Google’s Gemini should have known better.

Twenty years ago, Meta’s Mark Zuckerberg captured the ethos of technology development of the day when he said, “Move fast and break things”. Zuckerberg was a little older (and bruised?) ten years later when he recast the MO of Silicon Valley to “Move fast with stable infrastructure”. Not as sexy, but more practical. 

The counterpoint to that early Facebook approach was taken by Google, which declared in its early days, “Don’t do evil”. At about the same time Zuckerberg was having second thoughts, so were the founders at Google. In 2015, their bumper sticker changed to “Do the right thing”.

If the experience of the company with its AI chatbot, Gemini, is any indication, they may have spoken too soon. 

Take this in the New York Times, “Now Google has temporarily suspended the A.I. chatbot’s ability to generate images of any people and has vowed to fix what it called ‘inaccuracies in some historical’ depictions.” Inaccuracies in some “historical depictions”? Yup.
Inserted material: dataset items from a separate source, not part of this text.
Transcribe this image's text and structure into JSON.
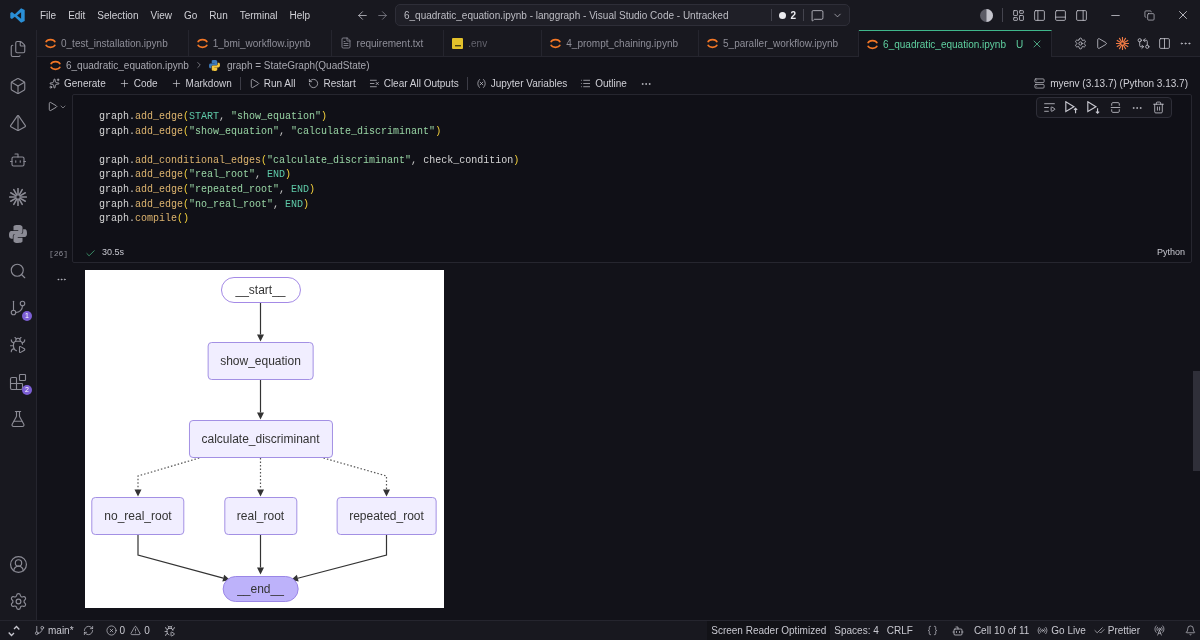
{
  "title_bar": {
    "menus": [
      "File",
      "Edit",
      "Selection",
      "View",
      "Go",
      "Run",
      "Terminal",
      "Help"
    ],
    "command_center": {
      "title": "6_quadratic_equation.ipynb - langgraph - Visual Studio Code - Untracked",
      "count": "2"
    }
  },
  "activity_bar": {
    "source_control_badge": "1",
    "extensions_badge": "2"
  },
  "tabs": [
    {
      "label": "0_test_installation.ipynb",
      "kind": "notebook",
      "selected": false,
      "git_ignored": false
    },
    {
      "label": "1_bmi_workflow.ipynb",
      "kind": "notebook",
      "selected": false,
      "git_ignored": false
    },
    {
      "label": "requirement.txt",
      "kind": "text",
      "selected": false,
      "git_ignored": false
    },
    {
      "label": ".env",
      "kind": "env",
      "selected": false,
      "git_ignored": true
    },
    {
      "label": "4_prompt_chaining.ipynb",
      "kind": "notebook",
      "selected": false,
      "git_ignored": false
    },
    {
      "label": "5_paraller_workflow.ipynb",
      "kind": "notebook",
      "selected": false,
      "git_ignored": false
    },
    {
      "label": "6_quadratic_equation.ipynb",
      "kind": "notebook",
      "selected": true,
      "git_ignored": false,
      "git_status": "U"
    }
  ],
  "breadcrumb": {
    "file": "6_quadratic_equation.ipynb",
    "symbol": "graph = StateGraph(QuadState)"
  },
  "toolbar": {
    "groups": [
      [
        "Generate",
        "Code",
        "Markdown"
      ],
      [
        "Run All",
        "Restart",
        "Clear All Outputs"
      ],
      [
        "Jupyter Variables",
        "Outline"
      ]
    ],
    "kernel": "myenv (3.13.7) (Python 3.13.7)"
  },
  "cell": {
    "execution_count": "[26]",
    "succeeded": true,
    "duration": "30.5s",
    "language": "Python",
    "code_blocks": [
      [
        [
          {
            "text": "graph",
            "kind": "var"
          },
          {
            "text": ".",
            "kind": "punct"
          },
          {
            "text": "add_edge",
            "kind": "func"
          },
          {
            "text": "(",
            "kind": "bracket"
          },
          {
            "text": "START",
            "kind": "const"
          },
          {
            "text": ", ",
            "kind": "punct"
          },
          {
            "text": "\"show_equation\"",
            "kind": "string"
          },
          {
            "text": ")",
            "kind": "bracket"
          }
        ],
        [
          {
            "text": "graph",
            "kind": "var"
          },
          {
            "text": ".",
            "kind": "punct"
          },
          {
            "text": "add_edge",
            "kind": "func"
          },
          {
            "text": "(",
            "kind": "bracket"
          },
          {
            "text": "\"show_equation\"",
            "kind": "string"
          },
          {
            "text": ", ",
            "kind": "punct"
          },
          {
            "text": "\"calculate_discriminant\"",
            "kind": "string"
          },
          {
            "text": ")",
            "kind": "bracket"
          }
        ]
      ],
      [
        [
          {
            "text": "graph",
            "kind": "var"
          },
          {
            "text": ".",
            "kind": "punct"
          },
          {
            "text": "add_conditional_edges",
            "kind": "func"
          },
          {
            "text": "(",
            "kind": "bracket"
          },
          {
            "text": "\"calculate_discriminant\"",
            "kind": "string"
          },
          {
            "text": ", ",
            "kind": "punct"
          },
          {
            "text": "check_condition",
            "kind": "var"
          },
          {
            "text": ")",
            "kind": "bracket"
          }
        ],
        [
          {
            "text": "graph",
            "kind": "var"
          },
          {
            "text": ".",
            "kind": "punct"
          },
          {
            "text": "add_edge",
            "kind": "func"
          },
          {
            "text": "(",
            "kind": "bracket"
          },
          {
            "text": "\"real_root\"",
            "kind": "string"
          },
          {
            "text": ", ",
            "kind": "punct"
          },
          {
            "text": "END",
            "kind": "const"
          },
          {
            "text": ")",
            "kind": "bracket"
          }
        ],
        [
          {
            "text": "graph",
            "kind": "var"
          },
          {
            "text": ".",
            "kind": "punct"
          },
          {
            "text": "add_edge",
            "kind": "func"
          },
          {
            "text": "(",
            "kind": "bracket"
          },
          {
            "text": "\"repeated_root\"",
            "kind": "string"
          },
          {
            "text": ", ",
            "kind": "punct"
          },
          {
            "text": "END",
            "kind": "const"
          },
          {
            "text": ")",
            "kind": "bracket"
          }
        ],
        [
          {
            "text": "graph",
            "kind": "var"
          },
          {
            "text": ".",
            "kind": "punct"
          },
          {
            "text": "add_edge",
            "kind": "func"
          },
          {
            "text": "(",
            "kind": "bracket"
          },
          {
            "text": "\"no_real_root\"",
            "kind": "string"
          },
          {
            "text": ", ",
            "kind": "punct"
          },
          {
            "text": "END",
            "kind": "const"
          },
          {
            "text": ")",
            "kind": "bracket"
          }
        ],
        [
          {
            "text": "graph",
            "kind": "var"
          },
          {
            "text": ".",
            "kind": "punct"
          },
          {
            "text": "compile",
            "kind": "func"
          },
          {
            "text": "()",
            "kind": "bracket"
          }
        ]
      ]
    ]
  },
  "output": {
    "graph": {
      "rows": [
        {
          "nodes": [
            {
              "label": "__start__",
              "kind": "start"
            }
          ],
          "conditional": false
        },
        {
          "nodes": [
            {
              "label": "show_equation",
              "kind": "step"
            }
          ],
          "conditional": false
        },
        {
          "nodes": [
            {
              "label": "calculate_discriminant",
              "kind": "step"
            }
          ],
          "conditional": true
        },
        {
          "nodes": [
            {
              "label": "no_real_root",
              "kind": "step"
            },
            {
              "label": "real_root",
              "kind": "step"
            },
            {
              "label": "repeated_root",
              "kind": "step"
            }
          ],
          "conditional": false
        },
        {
          "nodes": [
            {
              "label": "__end__",
              "kind": "end"
            }
          ]
        }
      ]
    }
  },
  "status_bar": {
    "branch": "main*",
    "errors": "0",
    "warnings": "0",
    "right": [
      "Screen Reader Optimized",
      "Spaces: 4",
      "CRLF",
      "Cell 10 of 11",
      "Go Live",
      "Prettier"
    ]
  }
}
In creating pictures of German Nazi soldiers, it returned the right uniform, but worn by men and women of color. It caused a stir online with some suggesting Google had bent too far over to correct for previous bias. As the Times reported, Gemini was now “unable to generate images of people based on specific ethnicities and skin tones” so as to avoid “harmful stereotypes and biases.”

It isn’t just pictures, but words, too, that have drawn critical attention to Gemini. As reported in TechCrunch, Google is keeping Gemini out of elections for fear of promoting misinformation.
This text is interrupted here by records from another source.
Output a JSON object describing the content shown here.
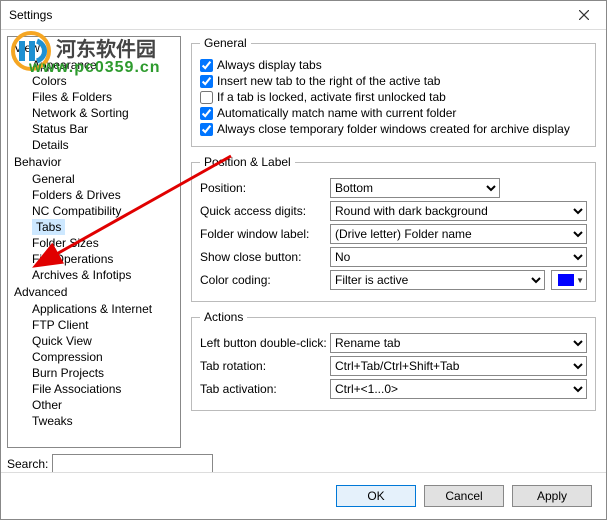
{
  "window": {
    "title": "Settings"
  },
  "tree": {
    "categories": [
      {
        "label": "View",
        "items": [
          "Appearance",
          "Colors",
          "Files & Folders",
          "Network & Sorting",
          "Status Bar",
          "Details"
        ]
      },
      {
        "label": "Behavior",
        "items": [
          "General",
          "Folders & Drives",
          "NC Compatibility",
          "Tabs",
          "Folder Sizes",
          "File Operations",
          "Archives & Infotips"
        ]
      },
      {
        "label": "Advanced",
        "items": [
          "Applications & Internet",
          "FTP Client",
          "Quick View",
          "Compression",
          "Burn Projects",
          "File Associations",
          "Other",
          "Tweaks"
        ]
      }
    ],
    "selected": "Tabs"
  },
  "search": {
    "label": "Search:",
    "value": ""
  },
  "general": {
    "legend": "General",
    "items": [
      {
        "label": "Always display tabs",
        "checked": true
      },
      {
        "label": "Insert new tab to the right of the active tab",
        "checked": true
      },
      {
        "label": "If a tab is locked, activate first unlocked tab",
        "checked": false
      },
      {
        "label": "Automatically match name with current folder",
        "checked": true
      },
      {
        "label": "Always close temporary folder windows created for archive display",
        "checked": true
      }
    ]
  },
  "position_label": {
    "legend": "Position & Label",
    "rows": {
      "position": {
        "label": "Position:",
        "value": "Bottom"
      },
      "quick_access": {
        "label": "Quick access digits:",
        "value": "Round with dark background"
      },
      "folder_window": {
        "label": "Folder window label:",
        "value": "(Drive letter) Folder name"
      },
      "show_close": {
        "label": "Show close button:",
        "value": "No"
      },
      "color_coding": {
        "label": "Color coding:",
        "value": "Filter is active",
        "swatch": "#0000ff"
      }
    }
  },
  "actions": {
    "legend": "Actions",
    "rows": {
      "double_click": {
        "label": "Left button double-click:",
        "value": "Rename tab"
      },
      "tab_rotation": {
        "label": "Tab rotation:",
        "value": "Ctrl+Tab/Ctrl+Shift+Tab"
      },
      "tab_activation": {
        "label": "Tab activation:",
        "value": "Ctrl+<1...0>"
      }
    }
  },
  "buttons": {
    "ok": "OK",
    "cancel": "Cancel",
    "apply": "Apply"
  },
  "watermark": {
    "site_name": "河东软件园",
    "url": "www.pc0359.cn"
  }
}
“If you want to ask Google’s AI chatbot a question about an upcoming election, you will have to do it from a country where there are no elections taking place,” TechCrunch reports. “The shift highlights not only the role that generative AI has been playing, and has the potential to play, in the election process, but also Google’s concern about how the service might get weaponized, as well as produce inaccurate or misleading responses.”

It is fair to note that the AI-tail has not just been pinned to Google’s donkey, but Amazon
and Adobe have also been tested and found wanting. Maybe the entire field of AI chatbots should be our first runner up, but we thought we’d do the right thing and give the nod to Google’s Gemini.